Verisk’s experts discuss how GenAI is reshaping insurance, yet human expertise remains key to navigating its challenges.

Among the many potential uses of generative artificial intelligence (GenAI) in insurance, the technology is emerging as a solution to one of the industry’s major challenges: mastering vast volumes of fragmented and unstructured data.
At The Verisk Insurance Conference, a panel of industry experts explored how GenAI is reshaping the insurance landscape. Nutan Rajguru, Johan Larsson, Jes Westerman and Leanne Chamberlain shared practical use cases, discussed implementation challenges and offered a forward-looking perspective on AI’s role in underwriting, claims and customer service.
Tackling industry pain points with AI
Larsson explained that while insurance has always been data-driven, much of that data is scattered, hard to process, and time-consuming to manage.
“The insurance industry is driven by data. It's the fuel,” he said. “Going through data is always a challenge, especially when you find it in various formats and sources. There's also a large amount of unstructured data that a computer wouldn't normally be able to work with without help.”
However, GenAI is well-suited to overcome this issue because it excels at quickly spotting patterns in complex data, according to Larsson.
Beyond handling data, GenAI can streamline manual, time-consuming tasks that usually demand significant human effort. Westerman highlighted that in underwriting, applying GenAI in this way can drive notable efficiency gains.
“Wherever there is an extra cost and human resource used in manual processes, GenAI can fill in those gaps, improve levels of automation, and help to extract and validate data,” he said.
While this approach cuts down the time spent on manual underwriting tasks, Westerman stressed that humans should remain in the loop. Chamberlain agreed, emphasising that AI doesn’t replace humans but supports them—particularly when they’re facing “blank page syndrome,” by providing initial ideas and summarising large volumes of documentation to guide decisions.
Real-world applications already making a difference
Panellists emphasised that AI isn’t just a future possibility; there are already use cases. For example, in claims, AI tools can extract and summarise medical documentation, which can improve speed and accuracy in decision-making.
“Whenever you need to go through a medical history of a claimant and understand underlying symptoms and history, we can do that in seconds instead of days or hours,” said Larsson.
Meanwhile, in underwriting, AI is streamlining interactions between brokers and insurers, standardising incoming data and performing first-pass risk assessments.
Chamberlain added that it also improves operational efficiency through automated vehicle grouping, claim triage, and damage assessment.
Verisk’s own innovations, such as the Verisk Document Reader, illustrate these benefits by classifying, extracting, and prioritising incoming documents.
According to Rajguru, this not only accelerates workflow but also enables more strategic tasks because “things that would take years can take just weeks now and months.”
Quantifying the value
As more insurers adopt AI, they are looking for ways to demonstrate its tangible benefits.

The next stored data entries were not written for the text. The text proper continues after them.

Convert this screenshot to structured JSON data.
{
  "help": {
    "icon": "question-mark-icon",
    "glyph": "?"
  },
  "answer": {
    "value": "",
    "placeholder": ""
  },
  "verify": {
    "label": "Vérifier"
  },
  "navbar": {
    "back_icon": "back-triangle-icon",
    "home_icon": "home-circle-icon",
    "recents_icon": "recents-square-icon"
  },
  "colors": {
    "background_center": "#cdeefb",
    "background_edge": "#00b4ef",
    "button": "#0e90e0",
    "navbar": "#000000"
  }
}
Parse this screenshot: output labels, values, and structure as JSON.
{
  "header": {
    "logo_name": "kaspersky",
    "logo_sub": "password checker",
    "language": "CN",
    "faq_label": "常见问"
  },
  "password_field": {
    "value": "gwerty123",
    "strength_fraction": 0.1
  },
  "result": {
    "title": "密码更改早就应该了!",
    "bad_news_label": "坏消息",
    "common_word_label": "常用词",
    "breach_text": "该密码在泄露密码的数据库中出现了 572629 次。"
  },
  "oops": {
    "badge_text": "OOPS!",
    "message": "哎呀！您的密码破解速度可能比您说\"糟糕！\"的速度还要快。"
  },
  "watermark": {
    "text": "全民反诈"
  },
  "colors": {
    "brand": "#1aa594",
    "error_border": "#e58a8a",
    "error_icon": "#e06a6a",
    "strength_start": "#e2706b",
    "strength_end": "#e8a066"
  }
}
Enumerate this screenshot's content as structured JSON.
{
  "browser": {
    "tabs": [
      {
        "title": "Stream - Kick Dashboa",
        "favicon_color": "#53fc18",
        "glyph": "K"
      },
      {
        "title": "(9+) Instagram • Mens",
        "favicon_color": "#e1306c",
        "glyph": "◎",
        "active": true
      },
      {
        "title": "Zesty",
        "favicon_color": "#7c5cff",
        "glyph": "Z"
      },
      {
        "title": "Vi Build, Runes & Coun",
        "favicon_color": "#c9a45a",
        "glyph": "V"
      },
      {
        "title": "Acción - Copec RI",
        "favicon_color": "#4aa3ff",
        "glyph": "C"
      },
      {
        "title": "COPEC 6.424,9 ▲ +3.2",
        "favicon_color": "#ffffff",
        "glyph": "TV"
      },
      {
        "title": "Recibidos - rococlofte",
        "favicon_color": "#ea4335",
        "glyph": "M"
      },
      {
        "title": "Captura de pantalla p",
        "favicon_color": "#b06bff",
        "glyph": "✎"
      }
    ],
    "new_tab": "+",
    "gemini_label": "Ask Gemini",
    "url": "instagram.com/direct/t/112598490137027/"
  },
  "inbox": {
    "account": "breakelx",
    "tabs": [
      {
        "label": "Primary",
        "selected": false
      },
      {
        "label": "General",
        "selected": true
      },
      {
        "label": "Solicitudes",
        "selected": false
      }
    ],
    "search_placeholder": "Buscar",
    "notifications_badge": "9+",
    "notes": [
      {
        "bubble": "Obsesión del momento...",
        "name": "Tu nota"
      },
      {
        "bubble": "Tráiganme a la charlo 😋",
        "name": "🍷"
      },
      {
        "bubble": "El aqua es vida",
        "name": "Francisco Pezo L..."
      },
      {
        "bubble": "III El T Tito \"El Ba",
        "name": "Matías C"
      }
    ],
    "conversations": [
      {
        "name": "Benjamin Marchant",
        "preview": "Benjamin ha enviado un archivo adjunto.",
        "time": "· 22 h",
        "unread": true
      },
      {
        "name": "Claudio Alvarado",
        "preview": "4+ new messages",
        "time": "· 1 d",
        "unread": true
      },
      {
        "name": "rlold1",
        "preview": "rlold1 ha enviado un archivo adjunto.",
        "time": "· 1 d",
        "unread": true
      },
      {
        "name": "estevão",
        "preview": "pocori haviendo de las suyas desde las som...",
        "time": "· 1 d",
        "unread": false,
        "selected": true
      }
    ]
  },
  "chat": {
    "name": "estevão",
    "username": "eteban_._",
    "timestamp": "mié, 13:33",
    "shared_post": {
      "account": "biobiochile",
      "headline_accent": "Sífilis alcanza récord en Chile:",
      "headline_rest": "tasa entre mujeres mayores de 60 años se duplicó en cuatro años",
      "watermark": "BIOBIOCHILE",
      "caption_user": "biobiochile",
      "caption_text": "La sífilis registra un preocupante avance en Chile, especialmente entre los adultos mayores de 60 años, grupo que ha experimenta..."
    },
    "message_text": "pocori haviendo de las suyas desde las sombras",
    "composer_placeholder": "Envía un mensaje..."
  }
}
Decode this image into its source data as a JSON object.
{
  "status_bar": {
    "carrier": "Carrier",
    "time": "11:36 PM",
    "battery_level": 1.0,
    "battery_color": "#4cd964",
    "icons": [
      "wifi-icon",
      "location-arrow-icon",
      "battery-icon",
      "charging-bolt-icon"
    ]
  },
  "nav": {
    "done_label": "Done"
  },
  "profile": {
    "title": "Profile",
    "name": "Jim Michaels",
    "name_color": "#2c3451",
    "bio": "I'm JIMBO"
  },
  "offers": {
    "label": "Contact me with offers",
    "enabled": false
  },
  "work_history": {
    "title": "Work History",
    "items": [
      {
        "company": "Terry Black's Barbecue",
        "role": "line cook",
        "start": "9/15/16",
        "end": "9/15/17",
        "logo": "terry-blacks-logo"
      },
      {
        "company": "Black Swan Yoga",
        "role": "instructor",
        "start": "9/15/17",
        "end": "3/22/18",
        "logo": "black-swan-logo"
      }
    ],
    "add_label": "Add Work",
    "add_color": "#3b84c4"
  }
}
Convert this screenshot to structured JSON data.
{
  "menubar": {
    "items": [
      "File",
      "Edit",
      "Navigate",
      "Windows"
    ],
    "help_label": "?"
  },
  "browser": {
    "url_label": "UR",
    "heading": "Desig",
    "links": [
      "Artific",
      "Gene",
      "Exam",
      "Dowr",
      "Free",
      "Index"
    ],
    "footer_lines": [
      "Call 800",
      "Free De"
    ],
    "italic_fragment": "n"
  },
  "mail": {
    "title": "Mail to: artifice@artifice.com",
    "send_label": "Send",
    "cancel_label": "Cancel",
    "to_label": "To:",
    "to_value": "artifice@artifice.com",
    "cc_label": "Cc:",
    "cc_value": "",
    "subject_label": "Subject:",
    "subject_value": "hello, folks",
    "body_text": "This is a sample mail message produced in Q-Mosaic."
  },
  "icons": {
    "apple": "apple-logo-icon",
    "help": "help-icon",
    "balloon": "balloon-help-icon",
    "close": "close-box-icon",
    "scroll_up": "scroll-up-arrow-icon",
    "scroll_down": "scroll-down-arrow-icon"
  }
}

Larsson highlighted that the time and accuracy gains from AI provide clear, quantifiable value.
“The best reader in this room probably reads around 300–350 words a minute,” he said. “AI never gets tired, never emotional, so time, but also accuracy, to a large extent, is definitely quantifiable.”
But the benefits of AI aren’t just measured in numbers. Chamberlain pointed out that it also enhances employee engagement and improves customer experience.
“It's not all just about trying to save money,” she said. “Ultimately, the end goal is to give a better experience to the consumers and to make things better for the people who are interacting daily with these tasks.”
Navigating challenges
Despite its benefits, AI adoption brings it own challenges. As more insurers explore its use, fostering a culture of acceptance can be difficult, particularly when employees fear it may replace their roles.
Chamberlain references a 2024 survey showing that around a third of executives worried about losing their jobs to GenAI. Therefore, she recommended addressing these concerns by framing AI as a tool to assist humans, not replace them.
“One of the challenges is trying to give people comfort that this doesn't mean that you're going to lose your job,” she said. “This means that your job, hopefully, is going to be more fulfilling.”
Looking ahead: the future of GenAI in insurance
Looking ahead to 2030, panellists envisioned a future where AI drives straight-through processing, enhances fraud detection, powers virtual agents, and supports claims settlement.
A recurring theme was AI’s potential to transform how individuals interact with insurers, making coverage more tailored and efficient than ever before.
“Maybe you will be talking to your personal assistant and they will be sending out to a mixture of carriers and brokers,” Westerman said. “You would be able to get really good value insurance as the insurer will have fantastic understanding of your risk, because they're accessing a level of data that they’ve never accessed before.”
GenAI is moving beyond hype to become a strategic enabler in insurance. The panel’s insights underscore the importance of thoughtful implementation, ethical considerations, and a clear roadmap for integrating AI into core business processes—transforming claims, underwriting, and customer service while supporting employees and enhancing customer experience.